Der weltweite Energiebedarf steigt kontinuierlich an. Nach Angaben der Internationalen Energieagentur (International  Energy Agency, IEA) nahm die Versorgung mit Primärenergie zwischen den Jahren 1973 und 2011 von 6.115 auf 13.113 Mio. Tonnen Öläquivalent zu. Das entspricht einer Steigerung von insgesamt 114,4 % bzw. 2,0 % pro Jahr. Die Ursachen dafür liegen hauptsächlich im Bevölkerungswachstum, in der fortschreitenden Industrialisierung der Schwellenländer und in der Hightechorientierten Lebensweise in den Industrienationen.
 
Eine Prognose der UNO geht davon aus, dass die Weltbevölkerung von heute fast 7,2 Mrd.
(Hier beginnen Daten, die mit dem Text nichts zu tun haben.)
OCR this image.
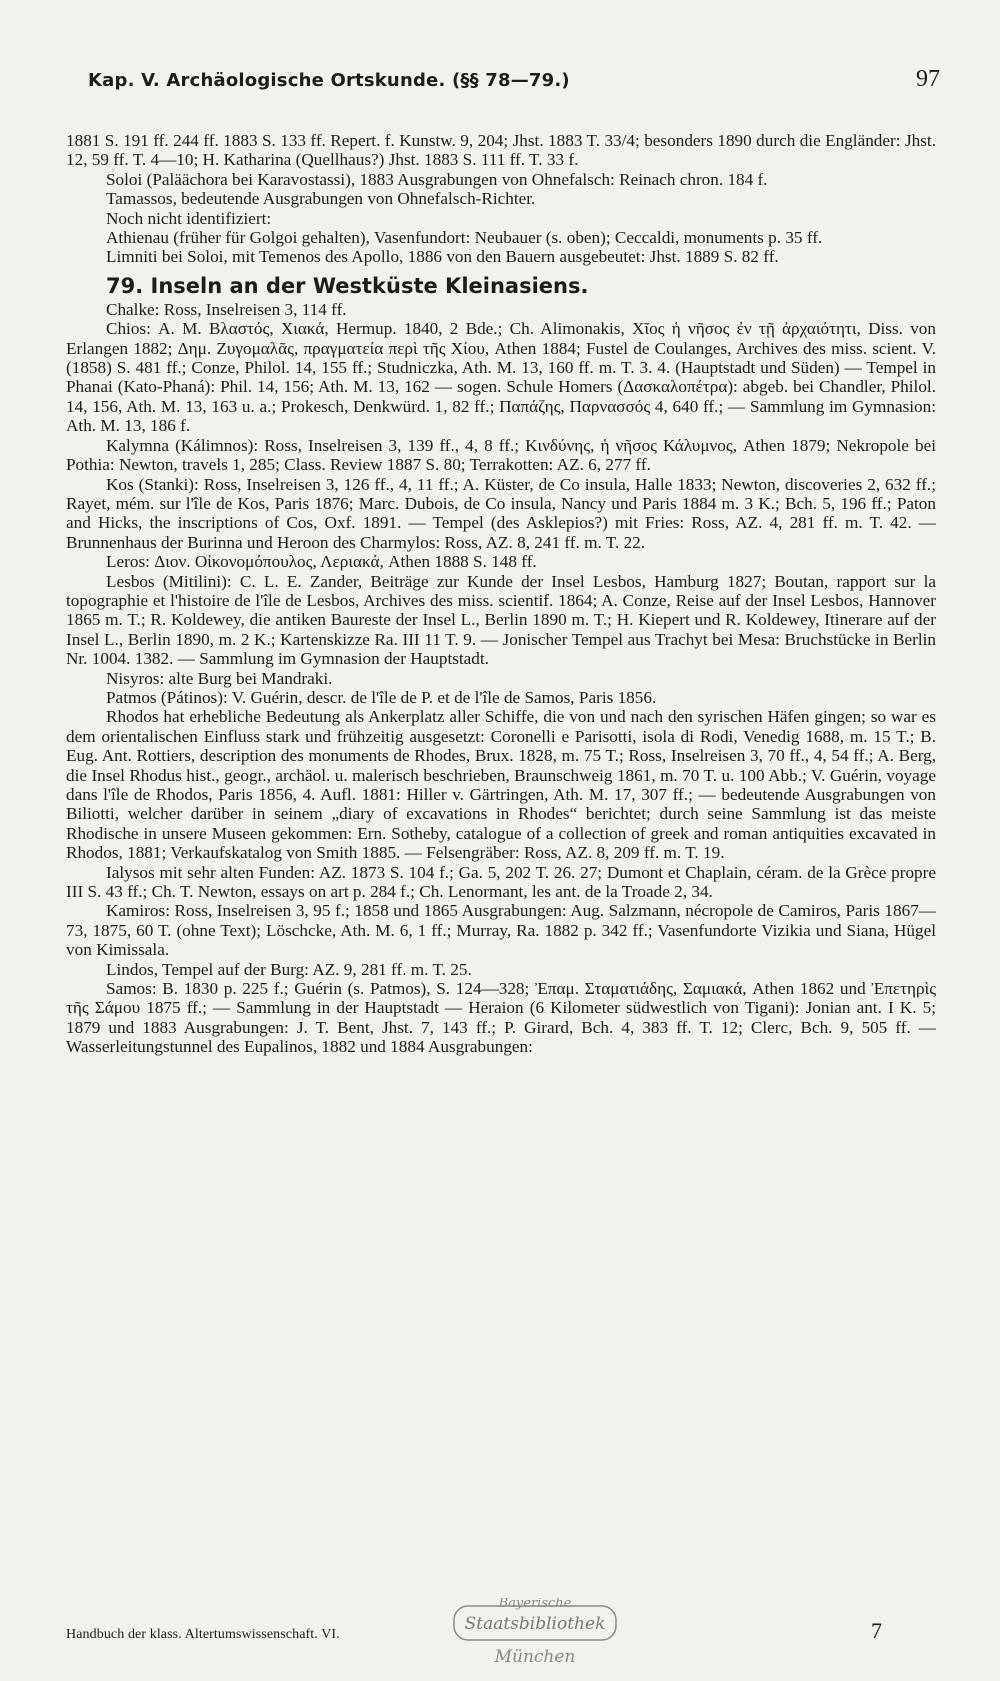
Kap. V. Archäologische Ortskunde. (§§ 78—79.)	97

1881 S. 191 ff. 244 ff. 1883 S. 133 ff. Repert. f. Kunstw. 9, 204; Jhst. 1883 T. 33/4; besonders 1890 durch die Engländer: Jhst. 12, 59 ff. T. 4—10; H. Katharina (Quellhaus?) Jhst. 1883 S. 111 ff. T. 33 f.

Soloi (Paläächora bei Karavostassi), 1883 Ausgrabungen von Ohnefalsch: Reinach chron. 184 f.

Tamassos, bedeutende Ausgrabungen von Ohnefalsch-Richter.

Noch nicht identifiziert:

Athienau (früher für Golgoi gehalten), Vasenfundort: Neubauer (s. oben); Ceccaldi, monuments p. 35 ff.

Limniti bei Soloi, mit Temenos des Apollo, 1886 von den Bauern ausgebeutet: Jhst. 1889 S. 82 ff.

79. Inseln an der Westküste Kleinasiens.

Chalke: Ross, Inselreisen 3, 114 ff.

Chios: Α. Μ. Βλαστός, Χιακά, Hermup. 1840, 2 Bde.; Ch. Alimonakis, Χῖος ἡ νῆσος ἐν τῇ ἀρχαιότητι, Diss. von Erlangen 1882; Δημ. Ζυγομαλᾶς, πραγματεία περὶ τῆς Χίου, Athen 1884; Fustel de Coulanges, Archives des miss. scient. V. (1858) S. 481 ff.; Conze, Philol. 14, 155 ff.; Studniczka, Ath. M. 13, 160 ff. m. T. 3. 4. (Hauptstadt und Süden) — Tempel in Phanai (Kato-Phaná): Phil. 14, 156; Ath. M. 13, 162 — sogen. Schule Homers (Δασκαλοπέτρα): abgeb. bei Chandler, Philol. 14, 156, Ath. M. 13, 163 u. a.; Prokesch, Denkwürd. 1, 82 ff.; Παπάζης, Παρνασσός 4, 640 ff.; — Sammlung im Gymnasion: Ath. M. 13, 186 f.

Kalymna (Kálimnos): Ross, Inselreisen 3, 139 ff., 4, 8 ff.; Κινδύνης, ἡ νῆσος Κάλυμνος, Athen 1879; Nekropole bei Pothia: Newton, travels 1, 285; Class. Review 1887 S. 80; Terrakotten: AZ. 6, 277 ff.

Kos (Stanki): Ross, Inselreisen 3, 126 ff., 4, 11 ff.; A. Küster, de Co insula, Halle 1833; Newton, discoveries 2, 632 ff.; Rayet, mém. sur l'île de Kos, Paris 1876; Marc. Dubois, de Co insula, Nancy und Paris 1884 m. 3 K.; Bch. 5, 196 ff.; Paton and Hicks, the inscriptions of Cos, Oxf. 1891. — Tempel (des Asklepios?) mit Fries: Ross, AZ. 4, 281 ff. m. T. 42. — Brunnenhaus der Burinna und Heroon des Charmylos: Ross, AZ. 8, 241 ff. m. T. 22.

Leros: Διον. Οἰκονομόπουλος, Λεριακά, Athen 1888 S. 148 ff.

Lesbos (Mitilini): C. L. E. Zander, Beiträge zur Kunde der Insel Lesbos, Hamburg 1827; Boutan, rapport sur la topographie et l'histoire de l'île de Lesbos, Archives des miss. scientif. 1864; A. Conze, Reise auf der Insel Lesbos, Hannover 1865 m. T.; R. Koldewey, die antiken Baureste der Insel L., Berlin 1890 m. T.; H. Kiepert und R. Koldewey, Itinerare auf der Insel L., Berlin 1890, m. 2 K.; Kartenskizze Ra. III 11 T. 9. — Jonischer Tempel aus Trachyt bei Mesa: Bruchstücke in Berlin Nr. 1004. 1382. — Sammlung im Gymnasion der Hauptstadt.

Nisyros: alte Burg bei Mandraki.

Patmos (Pátinos): V. Guérin, descr. de l'île de P. et de l'île de Samos, Paris 1856.

Rhodos hat erhebliche Bedeutung als Ankerplatz aller Schiffe, die von und nach den syrischen Häfen gingen; so war es dem orientalischen Einfluss stark und frühzeitig ausgesetzt: Coronelli e Parisotti, isola di Rodi, Venedig 1688, m. 15 T.; B. Eug. Ant. Rottiers, description des monuments de Rhodes, Brux. 1828, m. 75 T.; Ross, Inselreisen 3, 70 ff., 4, 54 ff.; A. Berg, die Insel Rhodus hist., geogr., archäol. u. malerisch beschrieben, Braunschweig 1861, m. 70 T. u. 100 Abb.; V. Guérin, voyage dans l'île de Rhodos, Paris 1856, 4. Aufl. 1881: Hiller v. Gärtringen, Ath. M. 17, 307 ff.; — bedeutende Ausgrabungen von Biliotti, welcher darüber in seinem „diary of excavations in Rhodes“ berichtet; durch seine Sammlung ist das meiste Rhodische in unsere Museen gekommen: Ern. Sotheby, catalogue of a collection of greek and roman antiquities excavated in Rhodos, 1881; Verkaufskatalog von Smith 1885. — Felsengräber: Ross, AZ. 8, 209 ff. m. T. 19.

Ialysos mit sehr alten Funden: AZ. 1873 S. 104 f.; Ga. 5, 202 T. 26. 27; Dumont et Chaplain, céram. de la Grèce propre III S. 43 ff.; Ch. T. Newton, essays on art p. 284 f.; Ch. Lenormant, les ant. de la Troade 2, 34.

Kamiros: Ross, Inselreisen 3, 95 f.; 1858 und 1865 Ausgrabungen: Aug. Salzmann, nécropole de Camiros, Paris 1867—73, 1875, 60 T. (ohne Text); Löschcke, Ath. M. 6, 1 ff.; Murray, Ra. 1882 p. 342 ff.; Vasenfundorte Vizikia und Siana, Hügel von Kimissala.

Lindos, Tempel auf der Burg: AZ. 9, 281 ff. m. T. 25.

Samos: B. 1830 p. 225 f.; Guérin (s. Patmos), S. 124—328; Ἐπαμ. Σταματιάδης, Σαμιακά, Athen 1862 und Ἐπετηρὶς τῆς Σάμου 1875 ff.; — Sammlung in der Hauptstadt — Heraion (6 Kilometer südwestlich von Tigani): Jonian ant. I K. 5; 1879 und 1883 Ausgrabungen: J. T. Bent, Jhst. 7, 143 ff.; P. Girard, Bch. 4, 383 ff. T. 12; Clerc, Bch. 9, 505 ff. — Wasserleitungstunnel des Eupalinos, 1882 und 1884 Ausgrabungen:

Handbuch der klass. Altertumswissenschaft. VI.	7
Bayerische
Staatsbibliothek
München
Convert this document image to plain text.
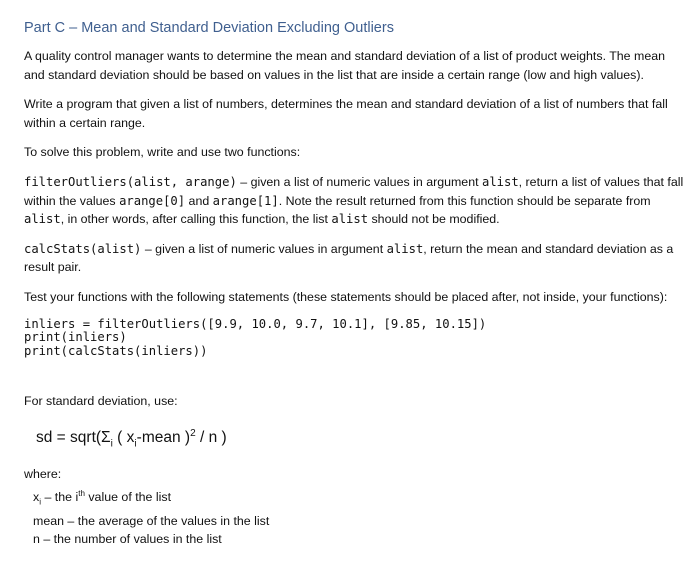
Part C – Mean and Standard Deviation Excluding Outliers

A quality control manager wants to determine the mean and standard deviation of a list of product weights. The mean and standard deviation should be based on values in the list that are inside a certain range (low and high values).

Write a program that given a list of numbers, determines the mean and standard deviation of a list of numbers that fall within a certain range.

To solve this problem, write and use two functions:

filterOutliers(alist, arange) – given a list of numeric values in argument alist, return a list of values that fall within the values arange[0] and arange[1]. Note the result returned from this function should be separate from alist, in other words, after calling this function, the list alist should not be modified.

calcStats(alist) – given a list of numeric values in argument alist, return the mean and standard deviation as a result pair.

Test your functions with the following statements (these statements should be placed after, not inside, your functions):

inliers = filterOutliers([9.9, 10.0, 9.7, 10.1], [9.85, 10.15])
print(inliers)
print(calcStats(inliers))

For standard deviation, use:

sd = $sqrt(\Sigma_i$ ( $x_i$-mean )$^2$ / n )
where:
$x_i$ – the $i^{th}$ value of the list
mean – the average of the values in the list
n – the number of values in the list
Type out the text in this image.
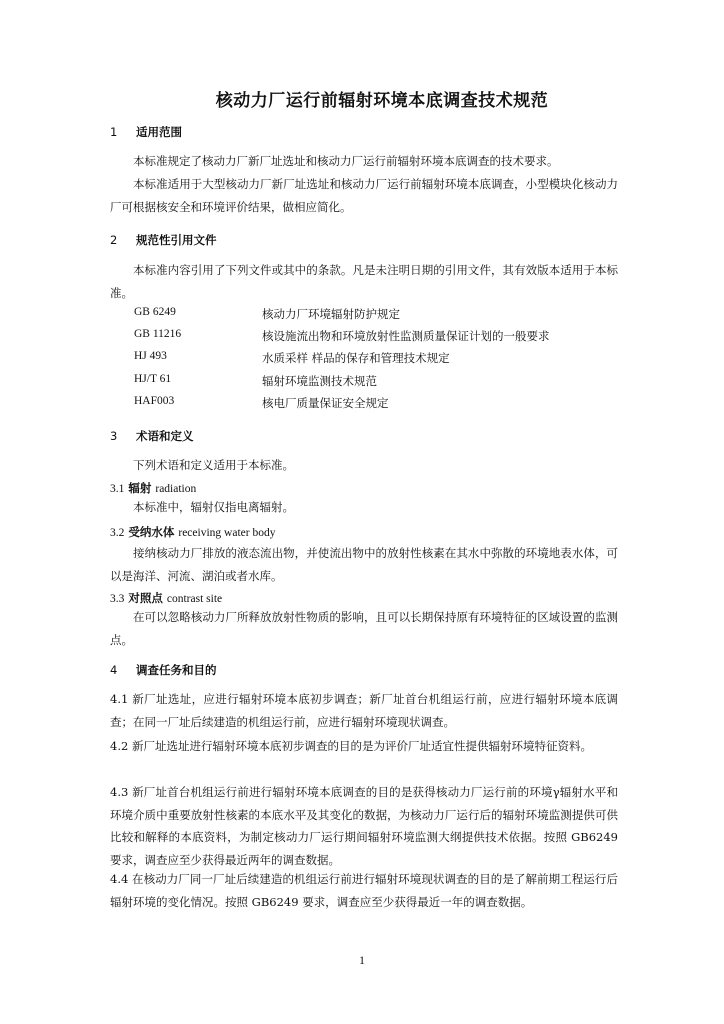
核动力厂运行前辐射环境本底调查技术规范
1 适用范围
本标准规定了核动力厂新厂址选址和核动力厂运行前辐射环境本底调查的技术要求。
本标准适用于大型核动力厂新厂址选址和核动力厂运行前辐射环境本底调查，小型模块化核动力厂可根据核安全和环境评价结果，做相应简化。
2 规范性引用文件
本标准内容引用了下列文件或其中的条款。凡是未注明日期的引用文件，其有效版本适用于本标准。
GB 6249	核动力厂环境辐射防护规定
GB 11216	核设施流出物和环境放射性监测质量保证计划的一般要求
HJ 493	水质采样 样品的保存和管理技术规定
HJ/T 61	辐射环境监测技术规范
HAF003	核电厂质量保证安全规定
3 术语和定义
下列术语和定义适用于本标准。
3.1 辐射 radiation
本标准中，辐射仅指电离辐射。
3.2 受纳水体 receiving water body
接纳核动力厂排放的液态流出物，并使流出物中的放射性核素在其水中弥散的环境地表水体，可以是海洋、河流、湖泊或者水库。
3.3 对照点 contrast site
在可以忽略核动力厂所释放放射性物质的影响，且可以长期保持原有环境特征的区域设置的监测点。
4 调查任务和目的
4.1 新厂址选址，应进行辐射环境本底初步调查；新厂址首台机组运行前，应进行辐射环境本底调查；在同一厂址后续建造的机组运行前，应进行辐射环境现状调查。
4.2 新厂址选址进行辐射环境本底初步调查的目的是为评价厂址适宜性提供辐射环境特征资料。
4.3 新厂址首台机组运行前进行辐射环境本底调查的目的是获得核动力厂运行前的环境γ辐射水平和环境介质中重要放射性核素的本底水平及其变化的数据，为核动力厂运行后的辐射环境监测提供可供比较和解释的本底资料，为制定核动力厂运行期间辐射环境监测大纲提供技术依据。按照 GB6249 要求，调查应至少获得最近两年的调查数据。
4.4 在核动力厂同一厂址后续建造的机组运行前进行辐射环境现状调查的目的是了解前期工程运行后辐射环境的变化情况。按照 GB6249 要求，调查应至少获得最近一年的调查数据。
1
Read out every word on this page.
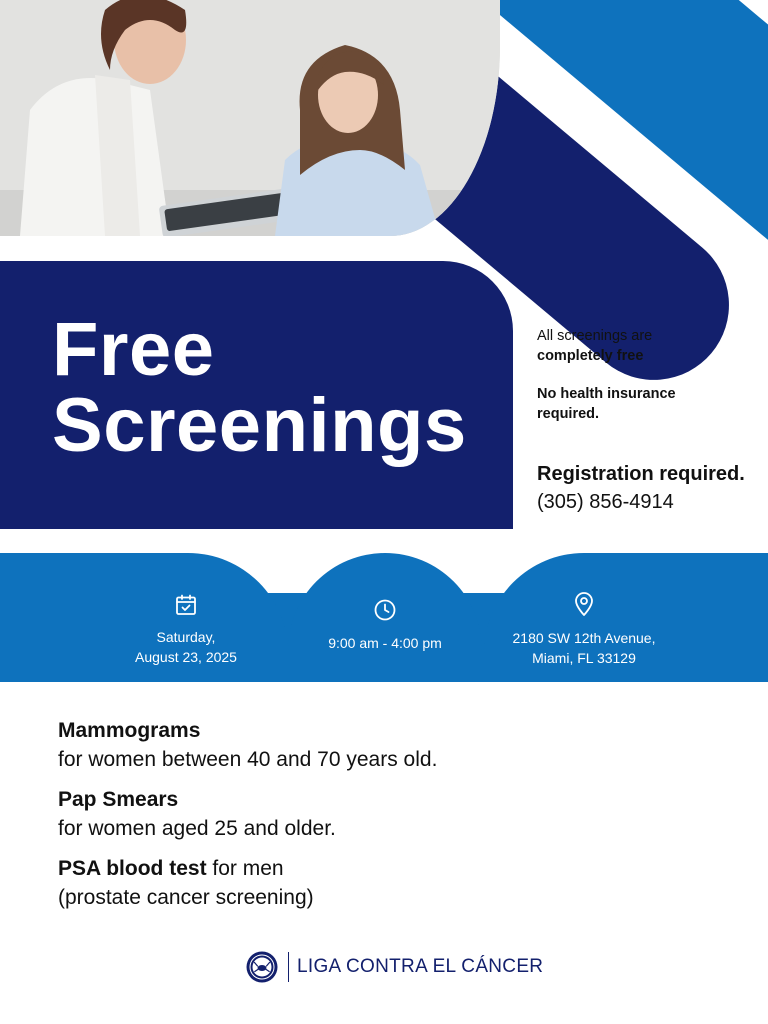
Free
Screenings

All screenings are

completely free

No health insurance

required.

Registration required.
(305) 856-4914
Saturday,
August 23, 2025
9:00 am - 4:00 pm	2180 SW 12th Avenue,
Miami, FL 33129
Mammograms
for women between 40 and 70 years old.
Pap Smears
for women aged 25 and older.
PSA blood test for men
(prostate cancer screening)
LIGA CONTRA EL CÁNCER
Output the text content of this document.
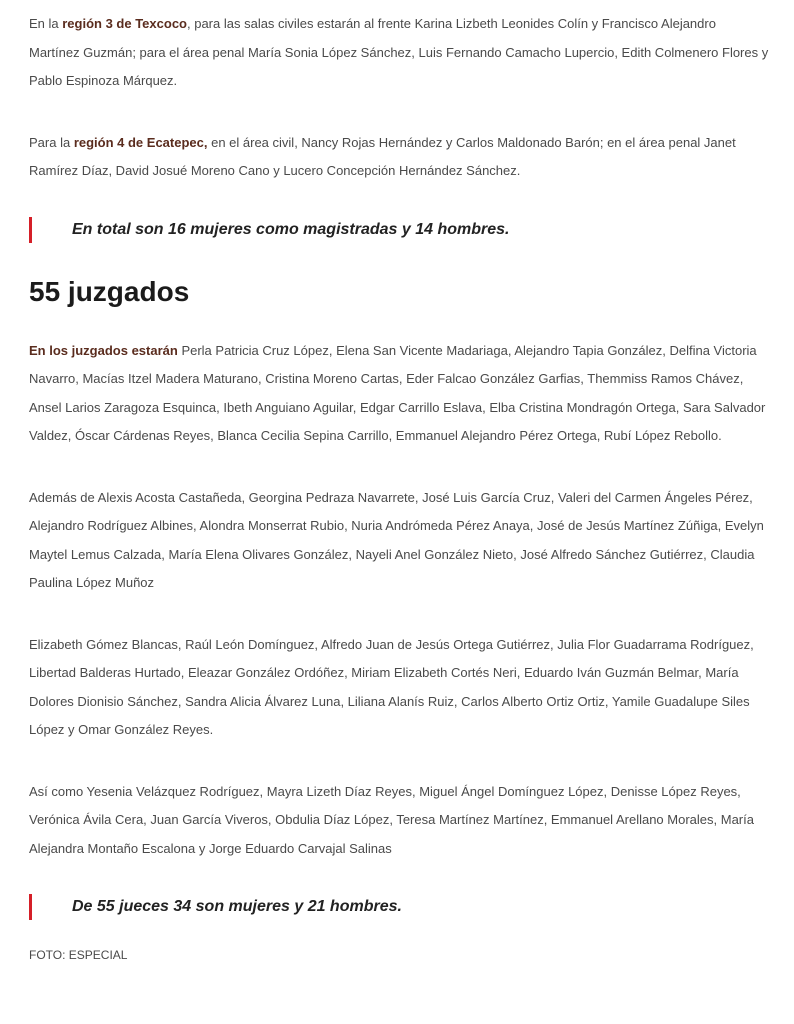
En la región 3 de Texcoco, para las salas civiles estarán al frente Karina Lizbeth Leonides Colín y Francisco Alejandro Martínez Guzmán; para el área penal María Sonia López Sánchez, Luis Fernando Camacho Lupercio, Edith Colmenero Flores y Pablo Espinoza Márquez.

Para la región 4 de Ecatepec, en el área civil, Nancy Rojas Hernández y Carlos Maldonado Barón; en el área penal Janet Ramírez Díaz, David Josué Moreno Cano y Lucero Concepción Hernández Sánchez.

En total son 16 mujeres como magistradas y 14 hombres.
55 juzgados

En los juzgados estarán Perla Patricia Cruz López, Elena San Vicente Madariaga, Alejandro Tapia González, Delfina Victoria Navarro, Macías Itzel Madera Maturano, Cristina Moreno Cartas, Eder Falcao González Garfias, Themmiss Ramos Chávez, Ansel Larios Zaragoza Esquinca, Ibeth Anguiano Aguilar, Edgar Carrillo Eslava, Elba Cristina Mondragón Ortega, Sara Salvador Valdez, Óscar Cárdenas Reyes, Blanca Cecilia Sepina Carrillo, Emmanuel Alejandro Pérez Ortega, Rubí López Rebollo.

Además de Alexis Acosta Castañeda, Georgina Pedraza Navarrete, José Luis García Cruz, Valeri del Carmen Ángeles Pérez, Alejandro Rodríguez Albines, Alondra Monserrat Rubio, Nuria Andrómeda Pérez Anaya, José de Jesús Martínez Zúñiga, Evelyn Maytel Lemus Calzada, María Elena Olivares González, Nayeli Anel González Nieto, José Alfredo Sánchez Gutiérrez, Claudia Paulina López Muñoz

Elizabeth Gómez Blancas, Raúl León Domínguez, Alfredo Juan de Jesús Ortega Gutiérrez, Julia Flor Guadarrama Rodríguez, Libertad Balderas Hurtado, Eleazar González Ordóñez, Miriam Elizabeth Cortés Neri, Eduardo Iván Guzmán Belmar, María Dolores Dionisio Sánchez, Sandra Alicia Álvarez Luna, Liliana Alanís Ruiz, Carlos Alberto Ortiz Ortiz, Yamile Guadalupe Siles López y Omar González Reyes.

Así como Yesenia Velázquez Rodríguez, Mayra Lizeth Díaz Reyes, Miguel Ángel Domínguez López, Denisse López Reyes, Verónica Ávila Cera, Juan García Viveros, Obdulia Díaz López, Teresa Martínez Martínez, Emmanuel Arellano Morales, María Alejandra Montaño Escalona y Jorge Eduardo Carvajal Salinas

De 55 jueces 34 son mujeres y 21 hombres.
FOTO: ESPECIAL
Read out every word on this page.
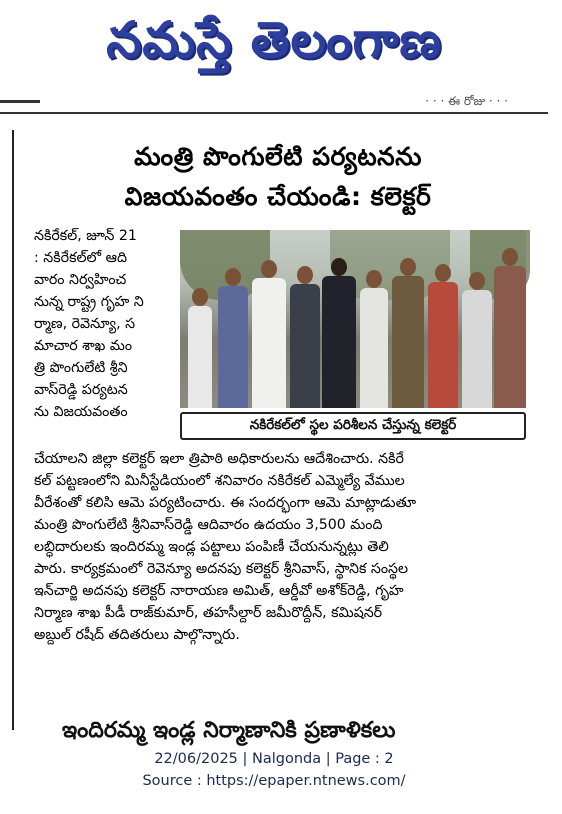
నమస్తే తెలంగాణ
· · · ఈ రోజు · · ·
మంత్రి పొంగులేటి పర్యటనను
విజయవంతం చేయండి: కలెక్టర్

నకిరేకల్, జూన్ 21

: నకిరేకల్‌లో ఆది

వారం నిర్వహించ

నున్న రాష్ట్ర గృహ ని

ర్మాణ, రెవెన్యూ, స

మాచార శాఖ మం

త్రి పొంగులేటి శ్రీని

వాస్‌రెడ్డి పర్యటన

ను విజయవంతం

నకిరేకల్‌లో స్థల పరిశీలన చేస్తున్న కలెక్టర్

చేయాలని జిల్లా కలెక్టర్ ఇలా త్రిపాఠి అధికారులను ఆదేశించారు. నకిరే

కల్ పట్టణంలోని మినీస్టేడియంలో శనివారం నకిరేకల్ ఎమ్మెల్యే వేముల

వీరేశంతో కలిసి ఆమె పర్యటించారు. ఈ సందర్భంగా ఆమె మాట్లాడుతూ

మంత్రి పొంగులేటి శ్రీనివాస్‌రెడ్డి ఆదివారం ఉదయం 3,500 మంది

లబ్ధిదారులకు ఇందిరమ్మ ఇండ్ల పట్టాలు పంపిణీ చేయనున్నట్లు తెలి

పారు. కార్యక్రమంలో రెవెన్యూ అదనపు కలెక్టర్ శ్రీనివాస్, స్థానిక సంస్థల

ఇన్‌చార్జి అదనపు కలెక్టర్ నారాయణ అమిత్, ఆర్డీవో అశోక్‌రెడ్డి, గృహ

నిర్మాణ శాఖ పీడీ రాజ్‌కుమార్, తహసీల్దార్ జమీరొద్దీన్, కమిషనర్

అబ్దుల్ రషీద్ తదితరులు పాల్గొన్నారు.

ఇందిరమ్మ ఇండ్ల నిర్మాణానికి ప్రణాళికలు
22/06/2025 | Nalgonda | Page : 2
Source : https://epaper.ntnews.com/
Menschen bis zum Jahr 2050 auf voraussichtlich 9,6 Mrd. Menschen wachsen wird. Im Jahr 2100 würden dann rund 10,9 Mrd. Menschen auf der Erde leben.
 
Derzeit werden rund 85 % des globalen Energiebedarfs durch fossile Energieträger gedeckt. Dabei ist Deutschlands Energieversorgung zum überwiegenden Teil von Importen abhängig: 98 % bei Mineralöl, 87 % bei Erdgas und 82 % bei der Steinkohle. Uran wird sogar zu 100 % importiert. Durch den Zukauf von Brennstoffen fließt viel Kapital ins Ausland. Alleine für die Jahre 2010 – 2012 beliefen sich die Netto-Importkosten für Öl, Gas und Steinkohle auf Euro 742 Mrd.
 
Aufgrund der Endlichkeit dieser Ressourcen muss man sich die Frage stellen: wie kann der steigende Bedarf, und folglich auch der Import der Energieträger, langfristig und bezahlbar sichergestellt werden? Zudem verursachen fossile Energieträger sowohl bei der Förderung als auch der Energiegewinnung und Lagerung erhebliche Umweltschäden. Durch die Verbrennung von Erdöl oder Gas entsteht beispielsweise CO2, der Hauptauslöser des durch den Menschen verursachten Klimawandels. Und trotz aller Klimaschutzbemühungen erreichten die CO2-Emissionen weltweit im Jahr 2013 mit einem Ausstoß von rund 36 Mrd. Tonnen einen neuen Spitzenwert. Hauptverursacher sind neben den USA inzwischen Schwellenländer wie Indien und China, die aufgrund ihres voranschreitenden Industrialisierungsprozesses einen enormen Energieverbrauch haben.
 
Dabei kann die globale Erwärmung nach Meinung der Internationalen Energieagentur (IEA) nur noch in ihren Ausmaßen begrenzt, aber nicht mehr rückgängig gemacht werden. Dieser Einschätzung liegt ein Szenario zugrunde, das die Folgen der Erderwärmung nur dann für beherrschbar hält, wenn sie nicht um mehr als 2 Grad Celsius steigt. Vier Fünftel der zur Erreichung dieses Klimaziels bis 2035 zulässigen energiebedingten CO2-Emissionen sind jedoch mit bestehenden Kraftwerken, Gebäuden und Fabriken bereits jetzt erreicht, so die IEA. Es bedarf also deutlich intensiverer Anstrengungen zur Eindämmung der bereits heute sicht- und spürbaren Auswirkungen wie beispielsweise Wetterextreme und Abschmelzen von Gletschern.
 
Erneuerbare Energien sind somit ein wichtiger Baustein für eine zukünftige Energieversorgung, die beispielsweise alleine im Jahr 2013 sowohl Brennstoffimporte in Höhe von Euro 10 Mrd. einsparen und zugleich Emissionen durch die Einsparung fossiler Ressourcen reduzieren konnten.